Poly(4,4′-biophenylene-1,3,4-oxadiazole) (b-POD) is an n-type conductive polymer (CP) with a high specific capacitance and excellent rate performance. However, its practical application in pseudocapacitors is hindered by severe cycling performance decay. Electrolytes, as crucial components, significantly influence the electrochemical performance of pseudocapacitors. Therefore, selecting an appropriate electrolyte is essential for improving the cycling stability of b-POD, as thoroughly investigated in this study. Larger cations with lower surface charge densities require a smaller driving force for injection into the b-POD electrode, resulting in a more positive doping potential. Particularly, Bu₄N⁺ with a well-delocalized electronic structure forms a weaker interaction force with negatively charged polymer polarons, facilitating its dissociation from the polymer polarons, thereby ensuring good reversibility and excellent cycling stability.
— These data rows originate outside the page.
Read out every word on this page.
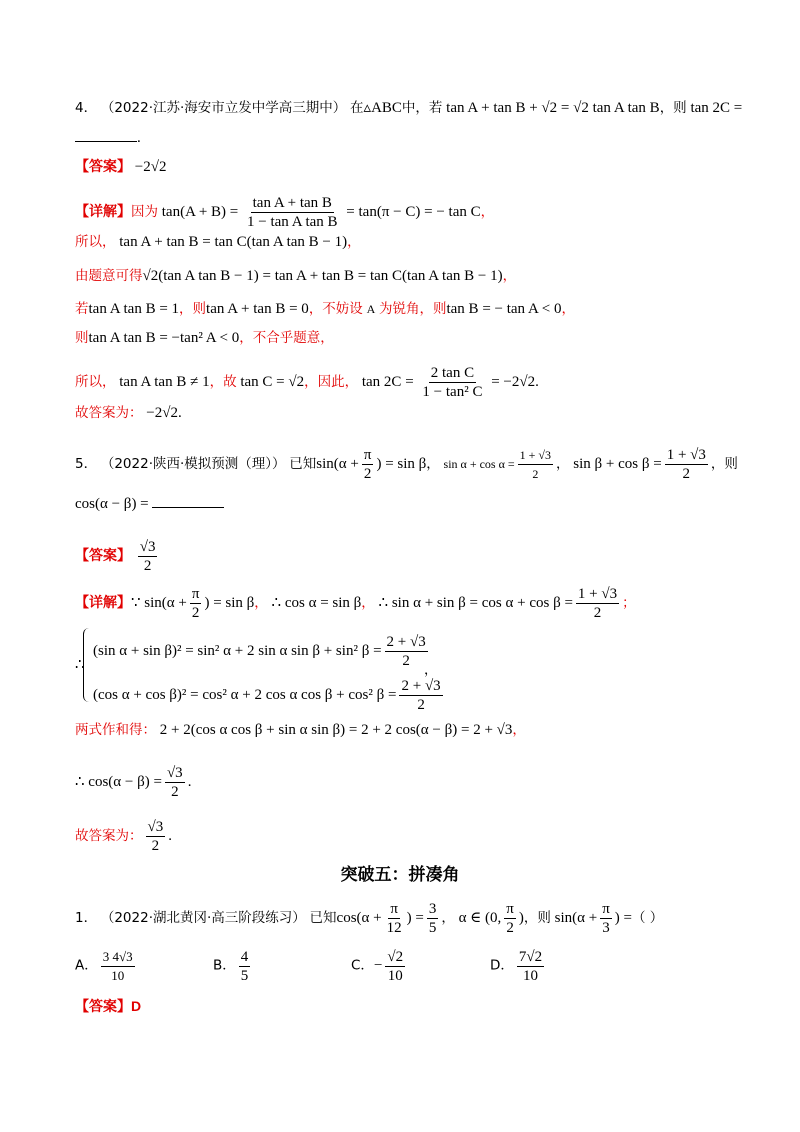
4． （2022·江苏·海安市立发中学高三期中） 在▵ABC中，若 tan A + tan B + √2 = √2 tan A tan B，则 tan 2C =
.
【答案】 −2√2
【详解】因为 $\tan(A + B) = \frac{\text{tan A + tan B}}{\text{1 − tan A tan B}} = \tan(\pi - C)$ = − tan C，
所以， tan A + tan B = tan C(tan A tan B − 1)，
由题意可得√2(tan A tan B − 1) = tan A + tan B = tan C(tan A tan B − 1)，
若tan A tan B = 1，则tan A + tan B = 0，不妨设 A 为锐角，则tan B = − tan A < 0，
则tan A tan B = −tan² A < 0，不合乎题意，
所以， tan A tan B ≠ 1，故 tan C = √2，因此， $\tan 2C = \frac{\text{2 tan C}}{\text{1 − tan² C}} = -2√2$.
故答案为： −2√2.
5． （2022·陕西·模拟预测（理）） 已知$\sin(\alpha + \frac{\pi}{2}$ ) = sin β， $\sin \alpha + \cos \alpha = \frac{1 + √3}{2}$ ， $\sin \beta + \cos \beta = \frac{1 + √3}{2}$ ，则
cos(α − β) =
【答案】 $\frac{√3}{2}$
【详解】∵ $\sin(\alpha + \frac{\pi}{2}$ ) = sin β， ∴ cos α = sin β， ∴ $\sin \alpha + \sin \beta = \cos \alpha + \cos \beta = \frac{1 + √3}{2}$ ；
∴
(sin α + sin β)² = sin² α + 2 sin α sin β + sin² $\beta = \frac{2 + √3}{2}$
(cos α + cos β)² = cos² α + 2 cos α cos β + cos² $\beta = \frac{2 + √3}{2}$
，
两式作和得： 2 + 2(cos α cos β + sin α sin β) = 2 + 2 cos(α − β) = 2 + √3，
∴ $\cos(\alpha - \beta) = \frac{√3}{2}$ .
故答案为： $\frac{√3}{2}$ .
突破五：拼凑角
1． （2022·湖北黄冈·高三阶段练习） 已知$\cos(\alpha + \frac{\pi}{12}$ ) = $\frac{3}{5}$ ， α ∈ (0, $\frac{\pi}{2}$ )，则 $\sin(\alpha + \frac{\pi}{3}$ ) =（ ）
A． $\frac{3 4√3}{10}$	B． $\frac{4}{5}$	C．− $\frac{√2}{10}$	D． $\frac{7√2}{10}$
【答案】D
In the Bu₄NBF₄ electrolyte, b-POD exhibits a capacitance retention of 93.2% after 10 000 cycles, coupled with a Coulombic efficiency close to 100%. Furthermore, it demonstrates outstanding rate performance, maintaining a specific capacitance of 272 F g^–1 even at 20 A g^–1, which is 87.2% of the specific capacitance tested at 1 A g^–1. Finally, a high-performance asymmetric pseudocapacitor with high energy and power densities has been fabricated. This study aims to offer insights into the design of next-generation POD-derived pseudocapacitors.